Plantedtank.net is a good place to buy more of a single order of plants.. such as a couple of crypts, and the like of. The good thing about this site is that you are buying plants from other hobbyists, so the price and shipping is very cheap and can be worth it. Just be sure to check out the member's user feedback before buying from them. If you want to use this website, sign up for an account and you will be able to access the buying/trading/selling section of the forum, called the 'Swap N Shop'. I have bought many times from users on these forums, and I have always been satisfied with the plants/shipping. 

If you are willing to pay higher shipping prices from online retailers, http://www.aquariumplants.com/Default.asp?Redirected=Y
Aquarium Plants is a great place to buy plants off of. Although I have not personally bought from them, they are known for selling high quality plants. Again, the shipping won't be cheap. 

Another option is Aquarium Garden, http://www.aquariumgarden.com
an online seller who has a cheaper shipping price. They have a large selection of plants, so you should definitely check them out as well. Good luck. 


edit: fixed your link


----------



## Chaos553 (Apr 2, 2007)

Alright, I'll ,make sure to check them out sometime soon. Thanks for all of your help.


----------



## Guest (Nov 28, 2007)

I second all Vinny's suggestions.

Also, if you are looking for specific plants, Aquabid is a good place. There are some individuals from Asia selling though, so watch out for them (shipping is usually alot more and takes awhile).

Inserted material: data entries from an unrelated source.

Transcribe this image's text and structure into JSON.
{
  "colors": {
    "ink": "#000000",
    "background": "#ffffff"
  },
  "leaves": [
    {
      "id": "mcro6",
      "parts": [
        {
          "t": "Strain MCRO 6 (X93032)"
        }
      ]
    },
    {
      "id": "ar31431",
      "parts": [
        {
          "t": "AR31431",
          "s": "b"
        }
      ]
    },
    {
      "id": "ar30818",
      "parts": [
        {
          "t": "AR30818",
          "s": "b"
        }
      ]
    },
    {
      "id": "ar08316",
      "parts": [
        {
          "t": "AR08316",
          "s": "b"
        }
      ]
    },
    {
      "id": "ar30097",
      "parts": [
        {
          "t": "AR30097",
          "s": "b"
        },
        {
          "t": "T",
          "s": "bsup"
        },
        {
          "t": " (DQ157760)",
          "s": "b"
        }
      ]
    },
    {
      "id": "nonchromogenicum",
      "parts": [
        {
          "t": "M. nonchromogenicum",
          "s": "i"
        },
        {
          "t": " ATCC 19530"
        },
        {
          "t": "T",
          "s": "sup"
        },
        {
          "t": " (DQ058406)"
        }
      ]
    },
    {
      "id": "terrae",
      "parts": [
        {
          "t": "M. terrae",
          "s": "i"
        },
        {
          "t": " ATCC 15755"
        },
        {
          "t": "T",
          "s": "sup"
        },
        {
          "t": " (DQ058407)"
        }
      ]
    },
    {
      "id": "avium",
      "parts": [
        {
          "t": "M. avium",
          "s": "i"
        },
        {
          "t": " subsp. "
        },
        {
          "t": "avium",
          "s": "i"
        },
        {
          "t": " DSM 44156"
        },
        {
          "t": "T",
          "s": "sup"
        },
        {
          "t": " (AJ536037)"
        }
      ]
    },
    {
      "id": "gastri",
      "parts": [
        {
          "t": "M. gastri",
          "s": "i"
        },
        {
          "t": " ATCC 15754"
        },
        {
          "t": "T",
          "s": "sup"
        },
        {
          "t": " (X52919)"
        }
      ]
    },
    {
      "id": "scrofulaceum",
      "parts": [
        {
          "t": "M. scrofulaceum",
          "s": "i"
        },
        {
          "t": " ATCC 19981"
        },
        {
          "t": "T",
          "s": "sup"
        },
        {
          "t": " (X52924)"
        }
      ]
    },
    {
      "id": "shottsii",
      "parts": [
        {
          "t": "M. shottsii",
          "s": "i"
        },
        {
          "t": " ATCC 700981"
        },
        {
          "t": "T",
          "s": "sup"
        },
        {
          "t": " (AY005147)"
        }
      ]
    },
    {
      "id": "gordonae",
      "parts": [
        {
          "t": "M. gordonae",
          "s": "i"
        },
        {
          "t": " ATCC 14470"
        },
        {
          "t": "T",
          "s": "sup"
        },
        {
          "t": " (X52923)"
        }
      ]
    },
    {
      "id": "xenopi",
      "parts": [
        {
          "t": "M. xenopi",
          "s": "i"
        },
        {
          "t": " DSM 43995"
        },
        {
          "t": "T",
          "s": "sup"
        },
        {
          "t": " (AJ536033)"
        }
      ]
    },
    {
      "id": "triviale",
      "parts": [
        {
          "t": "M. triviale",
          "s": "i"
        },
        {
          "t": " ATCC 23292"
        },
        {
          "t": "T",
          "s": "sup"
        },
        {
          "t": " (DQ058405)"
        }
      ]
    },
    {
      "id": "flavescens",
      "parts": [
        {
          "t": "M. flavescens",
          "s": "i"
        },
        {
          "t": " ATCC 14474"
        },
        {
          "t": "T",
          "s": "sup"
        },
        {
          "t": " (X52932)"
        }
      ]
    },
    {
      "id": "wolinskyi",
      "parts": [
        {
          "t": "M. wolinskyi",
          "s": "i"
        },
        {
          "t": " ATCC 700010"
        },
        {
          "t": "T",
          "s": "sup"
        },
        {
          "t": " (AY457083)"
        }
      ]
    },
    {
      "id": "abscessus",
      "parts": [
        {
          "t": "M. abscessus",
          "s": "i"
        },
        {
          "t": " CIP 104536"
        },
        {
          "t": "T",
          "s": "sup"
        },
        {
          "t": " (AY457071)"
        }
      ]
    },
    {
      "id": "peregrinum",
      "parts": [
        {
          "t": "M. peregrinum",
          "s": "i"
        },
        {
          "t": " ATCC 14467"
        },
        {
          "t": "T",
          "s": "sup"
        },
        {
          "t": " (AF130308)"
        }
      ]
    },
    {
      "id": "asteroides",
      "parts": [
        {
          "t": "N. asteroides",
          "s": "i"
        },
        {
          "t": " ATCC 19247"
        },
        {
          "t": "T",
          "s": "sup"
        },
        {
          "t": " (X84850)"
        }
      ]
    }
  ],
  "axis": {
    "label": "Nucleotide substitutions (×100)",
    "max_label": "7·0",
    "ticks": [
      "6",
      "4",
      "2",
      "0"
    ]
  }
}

Another online store is Aquabotanic.com. I just recently made an order there and the plants were very healthy. They were also bigger than other stores I've ordered from, so thats a plus.  I highly recommend them.


----------



## Damon (Jan 18, 2005)

Robert has very nice plants at aquabotanic but shipping is likely higher than most other places. Still you get more than what you pay for.


----------